When you to go any social media site, when you sign up, you create an account, you expect that you’re going to have a little bit of privacy there. Ring of Fire’s Farron Cousins and Mollye Barrows discuss this issue.
Transcript:
When you to go any social media site, when you sign up, you create an account, you expect that you’re going to have a little bit of privacy there. That your private information is exactly that, not just the information about where you live and where you’re from, but conversations you have with other people online. But, as it turns out, you may not actually be having a conversation with another real person who shares your interest. You might be talking to a cop, who’s investigating you or, at least, that’s the conclusion of a new report from Criminal Legal News written by a good friend of mine, Steve Horn. Phenomenal article here, Mollye, something I never even thought of.
We’ve seen court cases regarding social media. You can go to jail for things that you say publicly on there. You can be fired from your job because of it. But, now, it appears there’s underground sting operations happening with law enforcement officials on social media. That’s creepy to think about.

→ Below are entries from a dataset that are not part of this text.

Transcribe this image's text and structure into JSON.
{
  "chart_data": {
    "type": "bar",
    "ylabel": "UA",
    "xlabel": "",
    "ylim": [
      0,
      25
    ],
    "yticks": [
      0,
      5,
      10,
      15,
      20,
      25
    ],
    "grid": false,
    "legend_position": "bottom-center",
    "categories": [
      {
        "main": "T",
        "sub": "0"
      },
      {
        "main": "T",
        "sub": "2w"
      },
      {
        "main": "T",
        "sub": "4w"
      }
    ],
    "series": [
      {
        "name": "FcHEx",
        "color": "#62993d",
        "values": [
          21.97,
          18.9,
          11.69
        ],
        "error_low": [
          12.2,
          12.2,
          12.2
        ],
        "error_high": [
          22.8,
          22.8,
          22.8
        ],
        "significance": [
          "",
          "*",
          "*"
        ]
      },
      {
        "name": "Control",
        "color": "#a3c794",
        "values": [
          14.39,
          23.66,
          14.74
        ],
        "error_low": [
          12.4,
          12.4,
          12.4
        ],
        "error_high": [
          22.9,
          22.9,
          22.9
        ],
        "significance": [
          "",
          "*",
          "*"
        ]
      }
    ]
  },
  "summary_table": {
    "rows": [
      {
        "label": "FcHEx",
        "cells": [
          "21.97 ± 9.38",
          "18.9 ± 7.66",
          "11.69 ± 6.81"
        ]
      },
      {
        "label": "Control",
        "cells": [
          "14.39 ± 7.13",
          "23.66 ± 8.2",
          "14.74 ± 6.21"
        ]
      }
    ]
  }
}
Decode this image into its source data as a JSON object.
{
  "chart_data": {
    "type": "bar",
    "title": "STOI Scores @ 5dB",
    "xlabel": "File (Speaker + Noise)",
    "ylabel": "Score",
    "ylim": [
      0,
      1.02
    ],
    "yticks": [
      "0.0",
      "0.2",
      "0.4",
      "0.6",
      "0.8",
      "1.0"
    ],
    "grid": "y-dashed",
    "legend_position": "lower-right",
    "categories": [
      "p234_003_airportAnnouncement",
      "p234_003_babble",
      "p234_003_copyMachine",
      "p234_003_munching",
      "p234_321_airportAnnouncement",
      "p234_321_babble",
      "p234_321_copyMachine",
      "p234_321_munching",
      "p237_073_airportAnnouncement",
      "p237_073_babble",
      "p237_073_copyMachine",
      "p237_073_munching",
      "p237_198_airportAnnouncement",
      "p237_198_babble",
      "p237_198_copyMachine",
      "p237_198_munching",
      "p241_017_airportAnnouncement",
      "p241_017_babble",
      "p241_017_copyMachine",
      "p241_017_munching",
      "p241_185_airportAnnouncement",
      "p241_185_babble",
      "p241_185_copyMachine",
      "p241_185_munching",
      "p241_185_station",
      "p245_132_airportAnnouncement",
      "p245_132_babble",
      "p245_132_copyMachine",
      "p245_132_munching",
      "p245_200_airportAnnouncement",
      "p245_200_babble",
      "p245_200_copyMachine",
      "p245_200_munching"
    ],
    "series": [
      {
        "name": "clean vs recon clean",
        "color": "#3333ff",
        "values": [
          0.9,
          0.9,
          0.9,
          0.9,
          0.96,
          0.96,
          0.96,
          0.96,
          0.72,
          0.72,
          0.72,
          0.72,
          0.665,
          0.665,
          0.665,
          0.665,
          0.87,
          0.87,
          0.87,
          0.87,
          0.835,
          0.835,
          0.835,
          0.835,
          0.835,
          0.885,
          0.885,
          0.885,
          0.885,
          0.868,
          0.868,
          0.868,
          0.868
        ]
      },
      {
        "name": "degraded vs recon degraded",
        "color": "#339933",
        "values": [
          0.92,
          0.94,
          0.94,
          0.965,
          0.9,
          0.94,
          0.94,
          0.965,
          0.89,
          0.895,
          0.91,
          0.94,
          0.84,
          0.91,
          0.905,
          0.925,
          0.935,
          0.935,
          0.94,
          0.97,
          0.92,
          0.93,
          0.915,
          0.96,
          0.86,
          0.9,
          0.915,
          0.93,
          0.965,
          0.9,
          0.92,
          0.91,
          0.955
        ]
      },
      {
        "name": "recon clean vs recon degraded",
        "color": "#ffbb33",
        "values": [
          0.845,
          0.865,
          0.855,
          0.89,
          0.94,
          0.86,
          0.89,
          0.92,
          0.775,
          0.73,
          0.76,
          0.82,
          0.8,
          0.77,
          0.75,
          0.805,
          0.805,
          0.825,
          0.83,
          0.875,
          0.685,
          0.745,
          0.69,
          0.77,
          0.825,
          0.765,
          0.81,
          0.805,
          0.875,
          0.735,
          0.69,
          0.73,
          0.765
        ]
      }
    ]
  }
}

It is. It’s like the wild west. You don’t necessarily have an expectation of privacy is what they’re finding on social media. That it’s almost like, as a former courts and crime reporter myself, when you’d go out to the scene of a crime you knew publicly where you could stand, where you couldn’t to get video, or to talk to people. You didn’t want to trespass. Well, in social media, those boundaries are more blurred. If you could stand out on the street and see something, then that was basically considered public domain. You were seeing what anybody could see passing by, so you weren’t trespassing. Well, in the world of social media, it’s the same thing. If you’re putting all of your business and your pictures out there for anyone to see, whether it’s the public at-large or for your newsfeed through Facebook, Instagram, you name your social media dujour.
But if you have it out there for anyone to see, then you don’t have an expectation of privacy. Of course, we’re talking about the Fourth Amendment, but the rub comes in, which I thought was so interesting, like you mentioned earlier about your friend writing this, is that there is some concern that what if you have an expectation of privacy because somebody’s supposed to friend request you? Well, low and behold, it could be a cop that’s friend requested you, or an investigator who’s looking into some other case involving you, perhaps, and so they pretend to be your friend. You let them in, now they have access, but they wouldn’t have had access otherwise to potentially damaging information if they hadn’t pretended to be your friend.
What’s really creepy about it too is a lot of times, online, people are going to speak in hyperbole. They think they’re talking amongst their friends. You see a story of this horrible human being pop up and somebody says, “God, that guy shouldn’t be alive.”
Right.
Okay, it’s one thing to say that in front of your friends, or whatever, but a police officer sees that, and suddenly that little innocuous statement … You know you’re not going to do anything.
Right.
You just wanted to say it because you felt the anger. That can be used against you. That’s something that they can bring up in court and say, “Okay, right here, you said he should be alive anymore.” I bring up that statement, because I have seen that online.
Absolutely.
Not anybody saying they’re going to make that happen, but, “God, this guy’s a waste of oxygen and he should stop breathing.” It’s very creepy and the implications for this are huge, because something you say can be easily taken out of context, used in an investigation, and can ruin somebody’s life just for something silly that they say without really thinking it through.